Workers Protest After Factory Ignores Arbitrator

About 400 workers protested and burned tires outside the Ocean Garment factory in Phnom Penh’s Pur Senchey district on Thursday after the factory failed to follow an Arbitration Council ruling from Wednesday to give the workers $120 each in furlough pay since the factory suspended operations.

At about 9 a.m., workers set alight 10 tires and blocked the road to the factory for two hours before deciding to delay the protest until Monday, when they plan to march from the factory to the Labor Ministry. 

“I am very angry. I need the money to pay for my house and other things. I have waited for this money from the factory for a very long time,” said Sin Sophoan Narin, 51, an Ocean Garment worker who attended the protest.

“If we don’t burn tires, the institutes involved will continue on living without paying attention to us,” said Khut Maly, another protester. “Just burning [tires] is not enough. We have to march into the city.”

Workers have been holding protests at the factory since Ocean Garment management said last month it would pay workers only $15 after suspending operations on May 26 because of a lack of orders.

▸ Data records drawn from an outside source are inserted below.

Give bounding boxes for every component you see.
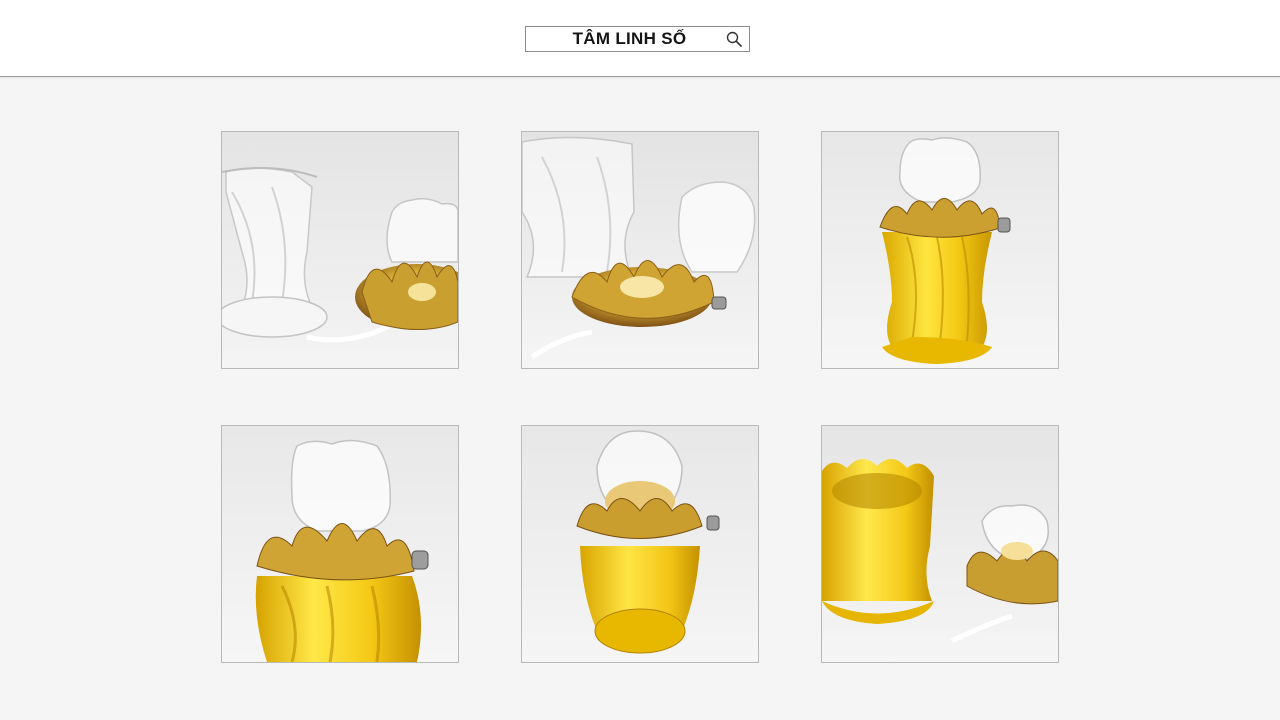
product-image-1[interactable] [221, 131, 459, 369]
product-image-3[interactable] [821, 131, 1059, 369]
product-image-grid [0, 77, 1280, 720]
product-image-2[interactable] [521, 131, 759, 369]
search-input[interactable]: TÂM LINH SỐ [526, 29, 719, 49]
search-icon[interactable] [719, 27, 749, 51]
product-image-5[interactable] [521, 425, 759, 663]
top-bar: TÂM LINH SỐ [0, 0, 1280, 77]
product-image-4[interactable] [221, 425, 459, 663]
product-image-6[interactable] [821, 425, 1059, 663]
search-bar[interactable]: TÂM LINH SỐ [525, 26, 750, 52]
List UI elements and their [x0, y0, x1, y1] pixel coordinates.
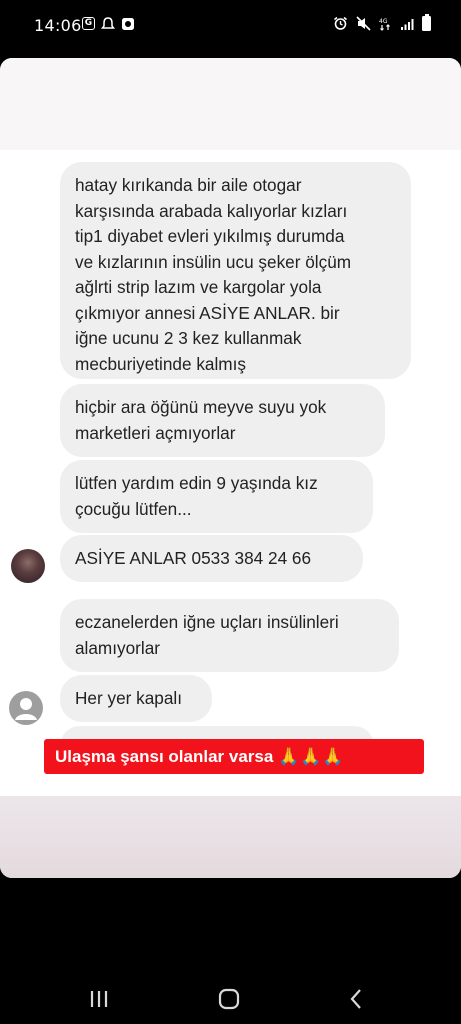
card-top-area — [0, 58, 461, 150]
message-bubble-2: hiçbir ara öğünü meyve suyu yok marketle… — [60, 384, 385, 457]
svg-text:4G: 4G — [379, 18, 388, 25]
recent-apps-icon[interactable] — [84, 984, 114, 1014]
pray-emoji-icons: 🙏🙏🙏 — [278, 747, 345, 766]
whatsapp-icon — [122, 18, 134, 30]
status-bar: 14:06 G 4G — [0, 0, 461, 52]
mute-icon — [356, 16, 371, 31]
back-icon[interactable] — [342, 984, 372, 1014]
status-right-icons: 4G — [333, 14, 431, 31]
message-bubble-4: ASİYE ANLAR 0533 384 24 66 — [60, 535, 363, 582]
battery-icon — [422, 14, 431, 31]
default-avatar-icon[interactable] — [9, 691, 43, 725]
status-left-icons: G — [82, 17, 135, 31]
navigation-bar — [0, 960, 461, 1024]
sender-avatar[interactable] — [11, 549, 45, 583]
card-bottom-area — [0, 796, 461, 878]
story-card: hatay kırıkanda bir aile otogar karşısın… — [0, 58, 461, 878]
caption-banner: Ulaşma şansı olanlar varsa 🙏🙏🙏 — [44, 739, 424, 774]
message-bubble-1: hatay kırıkanda bir aile otogar karşısın… — [60, 162, 411, 379]
notification-icon — [101, 17, 115, 29]
message-bubble-6: Her yer kapalı — [60, 675, 212, 722]
status-time: 14:06 — [34, 16, 82, 35]
alarm-icon — [334, 16, 347, 30]
message-bubble-5: eczanelerden iğne uçları insülinleri ala… — [60, 599, 399, 672]
home-icon[interactable] — [214, 984, 244, 1014]
data-icon: 4G — [379, 18, 390, 31]
banner-text: Ulaşma şansı olanlar varsa — [55, 747, 274, 766]
message-bubble-3: lütfen yardım edin 9 yaşında kız çocuğu … — [60, 460, 373, 533]
signal-icon — [401, 18, 414, 30]
google-g-icon: G — [82, 17, 95, 30]
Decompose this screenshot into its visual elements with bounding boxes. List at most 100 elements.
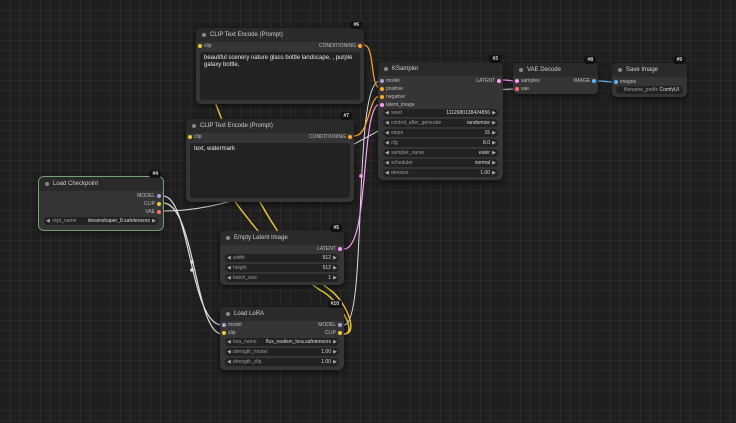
node-header[interactable]: KSampler #3 (378, 55, 503, 76)
collapse-dot-icon[interactable] (45, 182, 49, 186)
increment-arrow-icon[interactable]: ▶ (492, 169, 496, 177)
width-widget[interactable]: ◀ width 512 ▶ (225, 254, 339, 262)
decrement-arrow-icon[interactable]: ◀ (227, 274, 231, 282)
ksampler-node[interactable]: KSampler #3 model positive negative late… (378, 55, 503, 180)
node-title: CLIP Text Encode (Prompt) (210, 32, 283, 38)
decrement-arrow-icon[interactable]: ◀ (227, 254, 231, 262)
increment-arrow-icon[interactable]: ▶ (492, 129, 496, 137)
height-widget[interactable]: ◀ height 512 ▶ (225, 264, 339, 272)
collapse-dot-icon[interactable] (226, 312, 230, 316)
widget-value: euler (478, 150, 490, 156)
decrement-arrow-icon[interactable]: ◀ (227, 264, 231, 272)
widget-label: denoise (391, 170, 409, 176)
widget-label: strength_clip (233, 359, 262, 365)
node-header[interactable]: CLIP Text Encode (Prompt) #7 (186, 112, 354, 133)
increment-arrow-icon[interactable]: ▶ (492, 119, 496, 127)
collapse-dot-icon[interactable] (202, 33, 206, 37)
decrement-arrow-icon[interactable]: ◀ (46, 217, 50, 225)
increment-arrow-icon[interactable]: ▶ (492, 159, 496, 167)
sampler-name-widget[interactable]: ◀ sampler_name euler ▶ (383, 149, 498, 157)
seed-widget[interactable]: ◀ seed 1112680138424856 ▶ (383, 109, 498, 117)
node-title: Load Checkpoint (53, 181, 99, 187)
node-header[interactable]: Load Checkpoint #4 (39, 170, 163, 191)
collapse-dot-icon[interactable] (618, 68, 622, 72)
steps-widget[interactable]: ◀ steps 15 ▶ (383, 129, 498, 137)
clip-output-slot[interactable] (157, 202, 161, 206)
clip-input-slot[interactable] (198, 44, 202, 48)
load-checkpoint-node[interactable]: Load Checkpoint #4 MODEL CLIP VAE ◀ ckpt… (38, 170, 164, 231)
latent-output-slot[interactable] (497, 79, 501, 83)
latent-output-slot[interactable] (338, 247, 342, 251)
input-label-negative: negative (386, 94, 405, 100)
collapse-dot-icon[interactable] (519, 68, 523, 72)
model-input-slot[interactable] (222, 323, 226, 327)
vae-input-slot[interactable] (515, 87, 519, 91)
ckpt-name-widget[interactable]: ◀ ckpt_name dreamshaper_8.safetensors ▶ (44, 217, 158, 225)
increment-arrow-icon[interactable]: ▶ (333, 264, 337, 272)
save-image-node[interactable]: Save Image #9 images filename_prefix Com… (612, 56, 687, 97)
node-header[interactable]: Load LoRA #10 (220, 300, 344, 321)
conditioning-output-slot[interactable] (358, 44, 362, 48)
clip-text-encode-positive-node[interactable]: CLIP Text Encode (Prompt) #6 clip CONDIT… (196, 21, 364, 104)
node-header[interactable]: VAE Decode #8 (513, 56, 598, 77)
samples-input-slot[interactable] (515, 79, 519, 83)
collapse-dot-icon[interactable] (226, 236, 230, 240)
widget-label: width (233, 255, 245, 261)
strength-model-widget[interactable]: ◀ strength_model 1.00 ▶ (225, 348, 339, 356)
increment-arrow-icon[interactable]: ▶ (333, 274, 337, 282)
increment-arrow-icon[interactable]: ▶ (333, 358, 337, 366)
node-header[interactable]: Save Image #9 (612, 56, 687, 77)
strength-clip-widget[interactable]: ◀ strength_clip 1.00 ▶ (225, 358, 339, 366)
negative-input-slot[interactable] (380, 95, 384, 99)
node-header[interactable]: CLIP Text Encode (Prompt) #6 (196, 21, 364, 42)
model-output-slot[interactable] (338, 323, 342, 327)
positive-input-slot[interactable] (380, 87, 384, 91)
image-output-slot[interactable] (592, 79, 596, 83)
scheduler-widget[interactable]: ◀ scheduler normal ▶ (383, 159, 498, 167)
decrement-arrow-icon[interactable]: ◀ (385, 159, 389, 167)
clip-text-encode-negative-node[interactable]: CLIP Text Encode (Prompt) #7 clip CONDIT… (186, 112, 354, 202)
control-after-generate-widget[interactable]: ◀ control_after_generate randomize ▶ (383, 119, 498, 127)
prompt-textarea[interactable]: beautiful scenery nature glass bottle la… (200, 52, 360, 100)
empty-latent-image-node[interactable]: Empty Latent Image #5 LATENT ◀ width 512… (220, 224, 344, 285)
collapse-dot-icon[interactable] (192, 124, 196, 128)
clip-input-slot[interactable] (188, 135, 192, 139)
decrement-arrow-icon[interactable]: ◀ (385, 109, 389, 117)
clip-output-slot[interactable] (338, 331, 342, 335)
increment-arrow-icon[interactable]: ▶ (492, 109, 496, 117)
increment-arrow-icon[interactable]: ▶ (492, 149, 496, 157)
increment-arrow-icon[interactable]: ▶ (333, 254, 337, 262)
load-lora-node[interactable]: Load LoRA #10 model clip MODEL CLIP ◀ lo… (220, 300, 344, 370)
increment-arrow-icon[interactable]: ▶ (333, 338, 337, 346)
widget-label: steps (391, 130, 403, 136)
increment-arrow-icon[interactable]: ▶ (152, 217, 156, 225)
model-input-slot[interactable] (380, 79, 384, 83)
decrement-arrow-icon[interactable]: ◀ (385, 139, 389, 147)
batch-size-widget[interactable]: ◀ batch_size 1 ▶ (225, 274, 339, 282)
cfg-widget[interactable]: ◀ cfg 8.0 ▶ (383, 139, 498, 147)
filename-prefix-widget[interactable]: filename_prefix ComfyUI (616, 86, 683, 94)
decrement-arrow-icon[interactable]: ◀ (385, 169, 389, 177)
lora-name-widget[interactable]: ◀ lora_name flux_realism_lora.safetensor… (225, 338, 339, 346)
images-input-slot[interactable] (614, 80, 618, 84)
conditioning-output-slot[interactable] (348, 135, 352, 139)
latent-input-slot[interactable] (380, 103, 384, 107)
model-output-slot[interactable] (157, 194, 161, 198)
collapse-dot-icon[interactable] (384, 67, 388, 71)
denoise-widget[interactable]: ◀ denoise 1.00 ▶ (383, 169, 498, 177)
decrement-arrow-icon[interactable]: ◀ (385, 119, 389, 127)
vae-output-slot[interactable] (157, 210, 161, 214)
clip-input-slot[interactable] (222, 331, 226, 335)
increment-arrow-icon[interactable]: ▶ (333, 348, 337, 356)
widget-value: flux_realism_lora.safetensors (265, 339, 331, 345)
vae-decode-node[interactable]: VAE Decode #8 samples vae IMAGE (513, 56, 598, 94)
increment-arrow-icon[interactable]: ▶ (492, 139, 496, 147)
node-header[interactable]: Empty Latent Image #5 (220, 224, 344, 245)
prompt-textarea[interactable]: text, watermark (190, 143, 350, 198)
decrement-arrow-icon[interactable]: ◀ (227, 358, 231, 366)
input-label-latent: latent_image (386, 102, 415, 108)
decrement-arrow-icon[interactable]: ◀ (227, 348, 231, 356)
decrement-arrow-icon[interactable]: ◀ (385, 149, 389, 157)
decrement-arrow-icon[interactable]: ◀ (385, 129, 389, 137)
decrement-arrow-icon[interactable]: ◀ (227, 338, 231, 346)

The Labor Ministry last month sent the case to the Arbitration Council, whose rulings are non-binding, after there was no resolution.

Houn Vanna, an official with the Collective Movement of Union for Workers, said the protest was needed to remind the factory that it was not following the Arbitration Council’s decision.

“This is the first way to remind the factory because they aren’t following the Arbitration Council,” he said.

On Wednesday evening, the council decided that Ocean Garment should pay $120 to each worker who has been with the company for more than a year, according to a letter signed by council president Kong Phalleak.

“The Arbitration Council calls on the factory to give 100 percent of the money since the suspended time from May 26 to June 26,” the letter reads.

Earlier Wednesday, Ocean Garment issued a statement that said it would pay workers who have been employed more than one year only $100 and workers who had been working less than six months $50.

Tith Sophoan, an administrator in Ocean Garment’s human resources office, said the factory had no plans to raise the $100 offer. “The factory will not increase the $100…even if the Arbitration Council issued it,” he said.